L'Agence nationale de sécurité sanitaire de l’alimentation (Anses) pointe les effets désirables que peut occasionner l'usage de ces appareils.

Les appareils de soins esthétiques, tels ceux destinés à l’épilation ou à l’élimination des cellules graisseuses (lipolyse) sont dans le collimateur de l’Anses. Laser, lumière pulsée ne sont pas sans effets secondaires, et l’Agence recommande une révision du cadre réglementaire.

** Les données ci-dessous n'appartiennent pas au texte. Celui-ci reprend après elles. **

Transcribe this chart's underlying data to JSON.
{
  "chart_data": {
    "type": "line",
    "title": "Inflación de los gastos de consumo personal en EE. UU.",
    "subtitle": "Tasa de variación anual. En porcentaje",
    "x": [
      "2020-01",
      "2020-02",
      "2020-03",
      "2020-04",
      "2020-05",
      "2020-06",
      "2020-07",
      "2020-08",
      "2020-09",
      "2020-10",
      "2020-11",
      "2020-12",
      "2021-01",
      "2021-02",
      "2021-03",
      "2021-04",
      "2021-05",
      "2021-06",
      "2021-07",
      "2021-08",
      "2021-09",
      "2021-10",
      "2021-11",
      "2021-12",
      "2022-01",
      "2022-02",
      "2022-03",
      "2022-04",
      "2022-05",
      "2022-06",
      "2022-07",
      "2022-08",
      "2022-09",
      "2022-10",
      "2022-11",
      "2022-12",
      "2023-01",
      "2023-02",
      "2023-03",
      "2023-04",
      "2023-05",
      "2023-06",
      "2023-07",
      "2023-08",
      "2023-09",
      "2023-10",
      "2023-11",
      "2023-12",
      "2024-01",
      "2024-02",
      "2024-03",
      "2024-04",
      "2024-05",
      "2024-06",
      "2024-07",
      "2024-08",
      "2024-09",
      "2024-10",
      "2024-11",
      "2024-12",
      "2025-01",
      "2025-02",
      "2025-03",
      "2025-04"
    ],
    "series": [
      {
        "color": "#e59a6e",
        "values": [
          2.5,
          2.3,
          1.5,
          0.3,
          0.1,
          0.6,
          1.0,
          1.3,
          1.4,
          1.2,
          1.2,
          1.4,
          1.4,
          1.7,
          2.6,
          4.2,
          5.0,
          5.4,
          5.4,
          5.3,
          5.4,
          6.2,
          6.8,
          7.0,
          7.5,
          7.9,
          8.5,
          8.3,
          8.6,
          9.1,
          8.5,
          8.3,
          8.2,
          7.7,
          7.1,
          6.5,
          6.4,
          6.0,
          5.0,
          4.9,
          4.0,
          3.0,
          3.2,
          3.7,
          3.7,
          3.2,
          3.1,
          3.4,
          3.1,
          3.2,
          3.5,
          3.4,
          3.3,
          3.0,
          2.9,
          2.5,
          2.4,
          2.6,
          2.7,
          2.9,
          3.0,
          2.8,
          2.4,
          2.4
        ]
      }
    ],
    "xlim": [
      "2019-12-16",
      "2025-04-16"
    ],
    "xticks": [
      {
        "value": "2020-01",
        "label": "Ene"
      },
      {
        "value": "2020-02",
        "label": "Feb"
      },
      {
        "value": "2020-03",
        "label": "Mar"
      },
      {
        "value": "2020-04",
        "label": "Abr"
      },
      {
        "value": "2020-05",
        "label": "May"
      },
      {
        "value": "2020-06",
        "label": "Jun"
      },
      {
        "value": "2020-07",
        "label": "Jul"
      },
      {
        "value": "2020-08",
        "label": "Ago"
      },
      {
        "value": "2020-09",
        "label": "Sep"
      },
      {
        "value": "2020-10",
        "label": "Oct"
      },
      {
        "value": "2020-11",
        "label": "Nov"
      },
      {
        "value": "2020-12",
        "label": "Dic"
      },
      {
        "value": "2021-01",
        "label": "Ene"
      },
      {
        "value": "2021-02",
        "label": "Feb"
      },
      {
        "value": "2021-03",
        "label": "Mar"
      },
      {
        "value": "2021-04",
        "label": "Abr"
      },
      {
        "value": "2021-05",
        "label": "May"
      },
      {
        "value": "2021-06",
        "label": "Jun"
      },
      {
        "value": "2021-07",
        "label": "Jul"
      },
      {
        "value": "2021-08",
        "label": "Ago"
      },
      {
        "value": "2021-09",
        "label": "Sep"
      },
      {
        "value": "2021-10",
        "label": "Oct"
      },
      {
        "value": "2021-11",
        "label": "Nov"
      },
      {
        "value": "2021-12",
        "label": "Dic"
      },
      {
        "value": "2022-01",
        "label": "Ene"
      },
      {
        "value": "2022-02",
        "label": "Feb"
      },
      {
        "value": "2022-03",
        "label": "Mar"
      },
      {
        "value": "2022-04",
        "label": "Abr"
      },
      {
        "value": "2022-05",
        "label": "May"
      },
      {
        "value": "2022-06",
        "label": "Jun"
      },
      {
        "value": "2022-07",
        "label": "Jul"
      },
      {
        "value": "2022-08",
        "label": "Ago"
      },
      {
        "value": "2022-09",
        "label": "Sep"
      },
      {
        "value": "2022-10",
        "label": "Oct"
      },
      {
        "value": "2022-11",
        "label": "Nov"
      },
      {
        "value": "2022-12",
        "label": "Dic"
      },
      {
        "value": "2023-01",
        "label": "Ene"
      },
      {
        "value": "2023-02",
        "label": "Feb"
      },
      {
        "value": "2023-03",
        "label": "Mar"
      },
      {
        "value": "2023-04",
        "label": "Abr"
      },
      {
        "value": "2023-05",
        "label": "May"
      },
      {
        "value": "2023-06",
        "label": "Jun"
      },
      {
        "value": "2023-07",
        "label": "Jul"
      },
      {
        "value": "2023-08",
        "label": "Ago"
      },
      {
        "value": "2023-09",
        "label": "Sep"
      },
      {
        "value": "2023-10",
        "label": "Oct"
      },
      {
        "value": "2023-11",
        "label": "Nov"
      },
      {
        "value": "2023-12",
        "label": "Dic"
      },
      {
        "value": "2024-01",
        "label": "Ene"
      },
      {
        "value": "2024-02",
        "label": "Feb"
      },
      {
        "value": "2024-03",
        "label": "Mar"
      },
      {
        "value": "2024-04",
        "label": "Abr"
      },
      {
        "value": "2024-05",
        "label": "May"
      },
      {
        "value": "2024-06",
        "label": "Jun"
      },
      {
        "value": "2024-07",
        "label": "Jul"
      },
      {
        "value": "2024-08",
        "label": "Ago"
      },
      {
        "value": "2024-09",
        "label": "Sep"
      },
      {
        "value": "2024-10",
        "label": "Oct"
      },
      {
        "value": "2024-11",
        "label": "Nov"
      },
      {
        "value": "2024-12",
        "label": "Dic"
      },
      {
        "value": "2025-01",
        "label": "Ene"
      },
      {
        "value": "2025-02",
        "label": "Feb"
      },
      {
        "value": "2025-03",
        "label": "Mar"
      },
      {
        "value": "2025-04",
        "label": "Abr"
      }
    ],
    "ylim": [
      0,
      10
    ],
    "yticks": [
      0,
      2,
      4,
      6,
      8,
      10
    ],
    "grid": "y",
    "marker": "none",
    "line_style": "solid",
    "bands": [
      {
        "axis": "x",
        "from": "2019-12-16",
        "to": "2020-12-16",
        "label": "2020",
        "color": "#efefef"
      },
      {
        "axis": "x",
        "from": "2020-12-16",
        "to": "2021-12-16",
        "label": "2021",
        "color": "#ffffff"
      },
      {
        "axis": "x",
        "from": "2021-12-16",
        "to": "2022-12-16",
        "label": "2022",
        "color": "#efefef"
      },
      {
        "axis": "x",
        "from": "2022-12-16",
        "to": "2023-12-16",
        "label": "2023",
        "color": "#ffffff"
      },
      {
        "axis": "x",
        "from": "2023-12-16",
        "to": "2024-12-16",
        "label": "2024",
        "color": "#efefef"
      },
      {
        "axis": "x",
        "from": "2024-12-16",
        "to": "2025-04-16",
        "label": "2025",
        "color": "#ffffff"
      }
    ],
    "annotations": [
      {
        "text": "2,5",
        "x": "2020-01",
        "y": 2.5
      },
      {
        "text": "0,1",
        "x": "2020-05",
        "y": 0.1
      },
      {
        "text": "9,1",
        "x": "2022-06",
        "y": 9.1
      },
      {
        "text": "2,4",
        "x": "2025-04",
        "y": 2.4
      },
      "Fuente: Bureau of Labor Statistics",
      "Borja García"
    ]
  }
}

Les effets indésirables des appareils domestiques

Dans son avis sur les risques liés à l’utilisation des « appareils à visée esthétique », l’Anses explique que « Face aux effets observés et rapportés par de nombreuses études cliniques », il y a « nécessité de prendre des mesures visant à limiter la survenue d’effets indésirables ».

Concernant les appareils dédiés à l’épilation, ces effets sont principalement des réactions inflammatoires localisées de faible intensité; voire, des troubles de la pigmentation ou des douleurs modérées, mais aussi des brûlures oculaires ou cutanées profondes mais dans une moindre mesure. Quant aux appareils à lipolyse, inflammations et douleurs sont les plus fréquentes, suivies par des cas de pigmentation, d’acné ou de croûtes quand des diodes laser les équipent. Enfin la cryolipolyse (qui a pour but de détruire les cellules graisseuses par l’action du froid) peut occasionner rougeurs, inflammations et des douleurs qui finissent par s’estomper au bout de quelques heures.

Un cadre réglementaire à revoir

Ainsi, pour l’Anses, la commercialisation de ces appareils « n’est pas encadrée au regard de leurs effets potentiels sur la santé ». Afin de contrer ces risques sanitaires, elle recommande dans son avis d’instaurer « une information obligatoire préalable des usagers » auxquels ils sont destinés.

Mais cet avis ne concerne pas seulement les particuliers. Les professionnels qui pratiquent de tels actes sont également exposés. Mais comme leur sécurité n’a toujours pas fait l’objet d’une évaluation, l’Anses recommande aussi de la réaliser, afin de garantir à l’avenir la sécurité des dermatologues et esthéticiennes.